How do I book my vaccines?
We’ve listed the most common questions about the vaccine programme in the UK. You might also like to watch our recent webinar with Dr Dima El-Sharkawi, which you can find on our YouTube Channel.
Why am I being asked to come in for more vaccine doses?
Extra doses of the vaccine is being offered to those who are immunocompromised, which includes everyone living with WM. These extra doses aim to increase the level of protection gained from the vaccine.
What is the difference between the normal dose of the vaccine and a booster vaccination?
The booster dose (which should be your fourth Covid jab) differs slightly from the other doses as for some types of vaccine, you will only receive a half-dose.
I didn’t see an increase in my antibodies between the first and second vaccine doses, will having more doses make any difference?
Some research has shown that antibodies increase between the first and second doses. The idea behind the extra doses is to boost these even further. This means even if you still don’t have higher antibody levels, a third dose could offer you more protection.
It’s also important to remember that antibodies are only one measure of immune response, and you may still be offered some protection by the first two doses even if you have low antibody response, which is why it’s recommended that everyone with WM books in a third vaccination.
What extra doses are available to me?
As someone who is immunocompromised, you should be offered the following doses:
- Doses 1 and 2 – Everyone in the UK has been offered two primary doses, and as someone who is immunocompromised, you should have already had these
- Dose 3 – only available for severely immunocompromised people, 8 weeks after their 2nd dose. This was first offered in September 2021 but due to problems with the roll out, some people got it later than this
- Dose 4/booster dose – severely immunocompromised people are eligible for this dose 3 months after their 3rd primary dose. For some vaccines, like Pfizer, you will receive the same dosage as your primary jab, but for others, like Moderna, it will be a half dose.
- Dose 5 – the JCVI announced immunocompromised people would be eligible for fifth jab as part of a Spring booster campaign. The NHS recommend to have this 6 months after your 4th dose but appointments are available anytime from 3 months after your last dose. Because of the delay many people with WM experienced in the roll out of the 3rd and 4th doses, we recommend that you book your 5th dose as soon as you can. See the Green Book (p28) for more details. You can book your vaccine on the NHS Booking system or by calling 119.
- Dose 6 – A booster dose has been recommended for immunocompromised people in the Autumn, to counter any potential wave this winter, a season where the threat is highest. Plans have yet to be finalised for how this will be rolled out, and we’ll keep you updated when details are announced.
I haven’t been able to book my vaccine, what should I do?
You should have by now received your third dose. According to the roll out, most immunocompromised people should also have had their fourth/booster jab, but we know that due to delays this might not have happened.

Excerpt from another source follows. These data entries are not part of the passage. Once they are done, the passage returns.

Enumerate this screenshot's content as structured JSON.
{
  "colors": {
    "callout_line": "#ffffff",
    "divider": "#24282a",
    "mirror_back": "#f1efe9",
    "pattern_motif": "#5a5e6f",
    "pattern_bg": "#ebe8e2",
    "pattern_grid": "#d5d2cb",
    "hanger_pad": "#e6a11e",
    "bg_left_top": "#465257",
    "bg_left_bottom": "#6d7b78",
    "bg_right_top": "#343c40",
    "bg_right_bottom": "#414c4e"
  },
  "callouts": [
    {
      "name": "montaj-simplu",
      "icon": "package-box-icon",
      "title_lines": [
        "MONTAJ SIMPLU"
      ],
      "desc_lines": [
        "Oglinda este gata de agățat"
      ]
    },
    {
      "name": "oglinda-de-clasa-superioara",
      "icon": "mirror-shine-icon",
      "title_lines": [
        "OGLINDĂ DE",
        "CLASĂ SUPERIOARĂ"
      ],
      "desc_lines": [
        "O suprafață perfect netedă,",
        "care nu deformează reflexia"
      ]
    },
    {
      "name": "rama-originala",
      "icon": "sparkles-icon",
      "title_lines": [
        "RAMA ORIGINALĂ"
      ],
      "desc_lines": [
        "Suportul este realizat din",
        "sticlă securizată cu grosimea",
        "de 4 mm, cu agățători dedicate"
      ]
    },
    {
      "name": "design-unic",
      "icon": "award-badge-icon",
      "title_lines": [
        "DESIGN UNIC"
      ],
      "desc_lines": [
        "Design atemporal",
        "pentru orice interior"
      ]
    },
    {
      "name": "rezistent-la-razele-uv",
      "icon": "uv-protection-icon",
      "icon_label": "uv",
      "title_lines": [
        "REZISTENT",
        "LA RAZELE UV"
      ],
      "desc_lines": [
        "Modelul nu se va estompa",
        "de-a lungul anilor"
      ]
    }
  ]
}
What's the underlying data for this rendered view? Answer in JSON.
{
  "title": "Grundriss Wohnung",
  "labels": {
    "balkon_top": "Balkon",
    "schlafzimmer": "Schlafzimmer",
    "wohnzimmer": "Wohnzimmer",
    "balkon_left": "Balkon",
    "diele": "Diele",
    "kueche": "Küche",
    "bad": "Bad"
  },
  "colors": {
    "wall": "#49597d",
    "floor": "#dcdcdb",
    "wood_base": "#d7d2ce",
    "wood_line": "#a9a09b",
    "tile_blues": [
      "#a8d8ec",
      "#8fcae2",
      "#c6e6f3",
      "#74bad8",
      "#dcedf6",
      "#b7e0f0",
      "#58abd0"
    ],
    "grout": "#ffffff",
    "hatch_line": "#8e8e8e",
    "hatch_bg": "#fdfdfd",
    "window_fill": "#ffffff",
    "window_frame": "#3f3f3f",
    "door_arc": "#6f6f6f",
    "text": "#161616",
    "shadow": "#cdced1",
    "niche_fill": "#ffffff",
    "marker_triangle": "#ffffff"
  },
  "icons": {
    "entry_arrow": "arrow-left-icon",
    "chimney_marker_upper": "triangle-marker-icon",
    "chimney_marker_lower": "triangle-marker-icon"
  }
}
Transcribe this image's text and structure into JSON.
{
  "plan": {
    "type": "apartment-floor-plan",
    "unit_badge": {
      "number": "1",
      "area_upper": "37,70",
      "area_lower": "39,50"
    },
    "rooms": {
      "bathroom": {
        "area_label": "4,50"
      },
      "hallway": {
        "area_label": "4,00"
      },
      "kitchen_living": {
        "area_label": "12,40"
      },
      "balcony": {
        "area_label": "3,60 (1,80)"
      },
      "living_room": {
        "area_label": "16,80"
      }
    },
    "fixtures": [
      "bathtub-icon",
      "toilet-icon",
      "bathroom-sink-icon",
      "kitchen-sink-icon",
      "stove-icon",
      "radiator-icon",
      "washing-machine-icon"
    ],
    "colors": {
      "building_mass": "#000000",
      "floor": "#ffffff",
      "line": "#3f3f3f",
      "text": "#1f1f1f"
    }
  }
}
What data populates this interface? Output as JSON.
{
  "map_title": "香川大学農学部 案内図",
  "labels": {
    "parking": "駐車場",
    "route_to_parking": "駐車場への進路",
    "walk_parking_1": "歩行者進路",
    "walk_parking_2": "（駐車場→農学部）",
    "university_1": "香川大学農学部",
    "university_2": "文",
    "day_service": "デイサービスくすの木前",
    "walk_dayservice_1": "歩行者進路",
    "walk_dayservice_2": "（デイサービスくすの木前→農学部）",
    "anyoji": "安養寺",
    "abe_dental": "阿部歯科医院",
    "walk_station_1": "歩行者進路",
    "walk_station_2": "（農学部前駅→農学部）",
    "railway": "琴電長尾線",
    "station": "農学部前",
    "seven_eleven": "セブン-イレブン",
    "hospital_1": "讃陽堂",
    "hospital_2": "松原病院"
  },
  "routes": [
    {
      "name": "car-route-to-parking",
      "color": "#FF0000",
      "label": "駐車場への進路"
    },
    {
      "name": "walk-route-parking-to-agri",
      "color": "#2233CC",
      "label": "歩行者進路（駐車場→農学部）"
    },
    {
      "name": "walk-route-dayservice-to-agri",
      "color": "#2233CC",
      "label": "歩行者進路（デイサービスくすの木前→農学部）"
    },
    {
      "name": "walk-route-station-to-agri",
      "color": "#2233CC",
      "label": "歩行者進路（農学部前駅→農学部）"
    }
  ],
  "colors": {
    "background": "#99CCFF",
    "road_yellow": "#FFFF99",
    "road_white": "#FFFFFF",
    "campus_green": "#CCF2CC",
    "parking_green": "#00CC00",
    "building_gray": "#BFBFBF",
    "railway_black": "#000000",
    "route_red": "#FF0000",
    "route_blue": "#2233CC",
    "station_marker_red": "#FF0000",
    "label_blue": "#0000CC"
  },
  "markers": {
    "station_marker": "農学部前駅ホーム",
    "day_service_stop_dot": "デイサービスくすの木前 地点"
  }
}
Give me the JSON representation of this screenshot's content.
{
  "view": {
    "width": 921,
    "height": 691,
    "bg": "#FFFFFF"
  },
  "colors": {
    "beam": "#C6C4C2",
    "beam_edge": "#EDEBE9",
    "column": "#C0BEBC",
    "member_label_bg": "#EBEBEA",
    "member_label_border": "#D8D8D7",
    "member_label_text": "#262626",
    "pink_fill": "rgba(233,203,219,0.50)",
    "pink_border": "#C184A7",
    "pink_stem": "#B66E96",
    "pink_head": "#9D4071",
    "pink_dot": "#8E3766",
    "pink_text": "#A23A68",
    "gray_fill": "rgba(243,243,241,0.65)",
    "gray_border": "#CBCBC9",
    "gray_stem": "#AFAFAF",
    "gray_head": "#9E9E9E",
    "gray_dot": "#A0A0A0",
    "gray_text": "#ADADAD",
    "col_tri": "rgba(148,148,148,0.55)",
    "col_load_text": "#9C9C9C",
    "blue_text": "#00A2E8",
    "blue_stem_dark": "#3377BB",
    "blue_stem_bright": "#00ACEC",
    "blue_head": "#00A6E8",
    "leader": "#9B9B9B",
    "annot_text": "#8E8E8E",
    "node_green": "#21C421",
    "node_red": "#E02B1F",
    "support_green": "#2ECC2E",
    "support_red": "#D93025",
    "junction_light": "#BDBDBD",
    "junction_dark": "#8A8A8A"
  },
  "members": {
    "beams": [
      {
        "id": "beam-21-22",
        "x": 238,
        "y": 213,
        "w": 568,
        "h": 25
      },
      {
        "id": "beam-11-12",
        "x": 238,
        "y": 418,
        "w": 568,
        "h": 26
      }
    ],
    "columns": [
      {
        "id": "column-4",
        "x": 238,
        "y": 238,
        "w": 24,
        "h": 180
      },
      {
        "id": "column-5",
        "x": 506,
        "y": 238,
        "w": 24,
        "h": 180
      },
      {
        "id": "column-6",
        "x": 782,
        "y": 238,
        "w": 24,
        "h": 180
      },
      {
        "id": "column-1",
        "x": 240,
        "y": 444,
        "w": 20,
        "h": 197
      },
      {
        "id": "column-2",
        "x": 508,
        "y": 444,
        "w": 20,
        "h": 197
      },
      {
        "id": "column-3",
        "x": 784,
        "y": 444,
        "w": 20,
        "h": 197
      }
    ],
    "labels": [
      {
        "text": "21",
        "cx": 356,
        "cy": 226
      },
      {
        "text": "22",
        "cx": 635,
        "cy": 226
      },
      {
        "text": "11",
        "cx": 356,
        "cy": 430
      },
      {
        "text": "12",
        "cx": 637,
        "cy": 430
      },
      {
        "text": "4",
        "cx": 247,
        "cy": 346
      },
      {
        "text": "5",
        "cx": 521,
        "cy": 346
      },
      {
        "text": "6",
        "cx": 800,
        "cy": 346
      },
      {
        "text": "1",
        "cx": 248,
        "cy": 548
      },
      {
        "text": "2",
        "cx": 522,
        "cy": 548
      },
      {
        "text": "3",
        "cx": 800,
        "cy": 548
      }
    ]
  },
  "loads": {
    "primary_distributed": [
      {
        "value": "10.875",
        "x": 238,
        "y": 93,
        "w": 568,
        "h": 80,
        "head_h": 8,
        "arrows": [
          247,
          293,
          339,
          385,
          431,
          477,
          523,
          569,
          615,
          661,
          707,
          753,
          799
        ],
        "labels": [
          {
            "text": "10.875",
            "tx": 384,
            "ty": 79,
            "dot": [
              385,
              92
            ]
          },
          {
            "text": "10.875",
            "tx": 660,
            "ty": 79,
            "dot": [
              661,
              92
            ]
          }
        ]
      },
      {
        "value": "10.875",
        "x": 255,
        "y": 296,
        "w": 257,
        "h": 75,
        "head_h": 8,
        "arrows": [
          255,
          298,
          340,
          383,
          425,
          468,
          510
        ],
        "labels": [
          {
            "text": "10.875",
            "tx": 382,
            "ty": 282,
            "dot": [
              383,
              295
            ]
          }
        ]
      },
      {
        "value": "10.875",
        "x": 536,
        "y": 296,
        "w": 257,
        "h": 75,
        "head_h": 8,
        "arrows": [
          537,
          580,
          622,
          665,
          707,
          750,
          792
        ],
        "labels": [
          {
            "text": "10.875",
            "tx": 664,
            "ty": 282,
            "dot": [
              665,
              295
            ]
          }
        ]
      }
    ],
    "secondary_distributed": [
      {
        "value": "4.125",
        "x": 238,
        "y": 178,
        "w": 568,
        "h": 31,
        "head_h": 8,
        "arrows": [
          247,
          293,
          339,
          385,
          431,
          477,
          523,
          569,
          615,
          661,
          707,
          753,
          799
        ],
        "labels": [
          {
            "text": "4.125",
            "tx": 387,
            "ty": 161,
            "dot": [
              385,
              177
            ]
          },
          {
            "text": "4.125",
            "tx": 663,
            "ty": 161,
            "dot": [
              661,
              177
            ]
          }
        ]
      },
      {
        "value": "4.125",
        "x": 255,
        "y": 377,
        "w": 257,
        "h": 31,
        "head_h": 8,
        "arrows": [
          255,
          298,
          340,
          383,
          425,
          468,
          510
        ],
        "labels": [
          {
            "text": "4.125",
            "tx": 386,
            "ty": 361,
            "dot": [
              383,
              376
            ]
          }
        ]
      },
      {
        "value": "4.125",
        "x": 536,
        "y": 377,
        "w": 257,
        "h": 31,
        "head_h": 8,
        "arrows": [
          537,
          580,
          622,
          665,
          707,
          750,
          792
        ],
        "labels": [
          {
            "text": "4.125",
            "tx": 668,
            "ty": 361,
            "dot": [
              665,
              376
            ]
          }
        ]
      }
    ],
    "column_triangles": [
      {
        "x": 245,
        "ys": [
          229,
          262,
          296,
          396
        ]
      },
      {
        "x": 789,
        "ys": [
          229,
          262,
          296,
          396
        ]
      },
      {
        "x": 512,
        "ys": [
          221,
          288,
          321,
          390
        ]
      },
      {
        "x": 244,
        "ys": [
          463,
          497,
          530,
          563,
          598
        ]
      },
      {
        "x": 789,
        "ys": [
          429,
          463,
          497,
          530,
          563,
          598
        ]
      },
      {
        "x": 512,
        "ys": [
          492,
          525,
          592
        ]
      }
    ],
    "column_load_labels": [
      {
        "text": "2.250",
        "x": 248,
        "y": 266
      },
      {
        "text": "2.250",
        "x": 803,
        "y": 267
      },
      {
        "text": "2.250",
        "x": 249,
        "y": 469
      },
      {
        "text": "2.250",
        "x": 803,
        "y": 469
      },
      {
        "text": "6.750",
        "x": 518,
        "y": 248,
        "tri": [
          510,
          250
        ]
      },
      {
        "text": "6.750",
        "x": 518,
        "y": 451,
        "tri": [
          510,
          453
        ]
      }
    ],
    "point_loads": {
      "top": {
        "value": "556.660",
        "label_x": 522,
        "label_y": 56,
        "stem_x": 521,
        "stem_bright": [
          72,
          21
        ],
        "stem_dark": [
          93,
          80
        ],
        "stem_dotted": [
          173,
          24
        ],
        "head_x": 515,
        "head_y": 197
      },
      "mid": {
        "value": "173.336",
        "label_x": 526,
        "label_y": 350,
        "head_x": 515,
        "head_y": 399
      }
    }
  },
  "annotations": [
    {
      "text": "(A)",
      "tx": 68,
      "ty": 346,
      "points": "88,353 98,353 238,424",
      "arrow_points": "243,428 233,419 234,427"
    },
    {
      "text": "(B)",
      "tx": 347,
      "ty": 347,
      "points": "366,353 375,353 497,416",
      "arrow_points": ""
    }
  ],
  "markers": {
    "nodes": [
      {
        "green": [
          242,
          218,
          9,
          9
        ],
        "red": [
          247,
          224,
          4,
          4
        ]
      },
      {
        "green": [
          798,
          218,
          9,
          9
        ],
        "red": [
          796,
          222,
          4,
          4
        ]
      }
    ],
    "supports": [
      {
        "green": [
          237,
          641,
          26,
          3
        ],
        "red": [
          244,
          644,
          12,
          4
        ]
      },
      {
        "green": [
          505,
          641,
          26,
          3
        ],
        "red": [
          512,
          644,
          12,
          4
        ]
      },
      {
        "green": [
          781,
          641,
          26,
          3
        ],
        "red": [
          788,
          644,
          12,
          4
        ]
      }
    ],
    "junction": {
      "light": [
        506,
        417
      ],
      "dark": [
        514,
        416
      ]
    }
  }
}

If you’re having problems getting your jabs, show your GP this guidance from the JCVI which details who is eligible for the third dose. You should be able to get your vaccine at a mass vaccination centre if you present them with a letter from your GP or consultant stating that you are eligible for the extra vaccine. If you’re in England, this letter might be of help when talking to them. You will only be eligible for your 3rd dose 8 weeks after your second, and your fourth/booster dose 3 months after your third.
Guidance around the roll out of the fifth dose for immunocompromised people has yet to be published and we’ll update these pages when we know more.
You can find specific guidance for Scotland, Wales and Northern Ireland on their respective information pages.
My third dose was recorded as a booster, can I still get my fourth dose?
You will still be eligible for a 4th dose of the vaccine. We know that some centres mistakenly recorded third jabs as boosters, but this shouldn’t stop you from getting another jab. If you have been identified as severely immunocompromised, then you are eligible for a fourth dose, no matter how the third dose is recorded. Your fourth dose will simply be recorded as a second booster.
Can I get my flu jab?
Yes, you can get your flu jab at the same time as your COVID-19 vaccination. When the vaccination programme was rolled out, initial advice said to keep 7 days between the COVID-19 and flu jabs. However recent guidance confirms that there is no harm in having these vaccinations at the same time.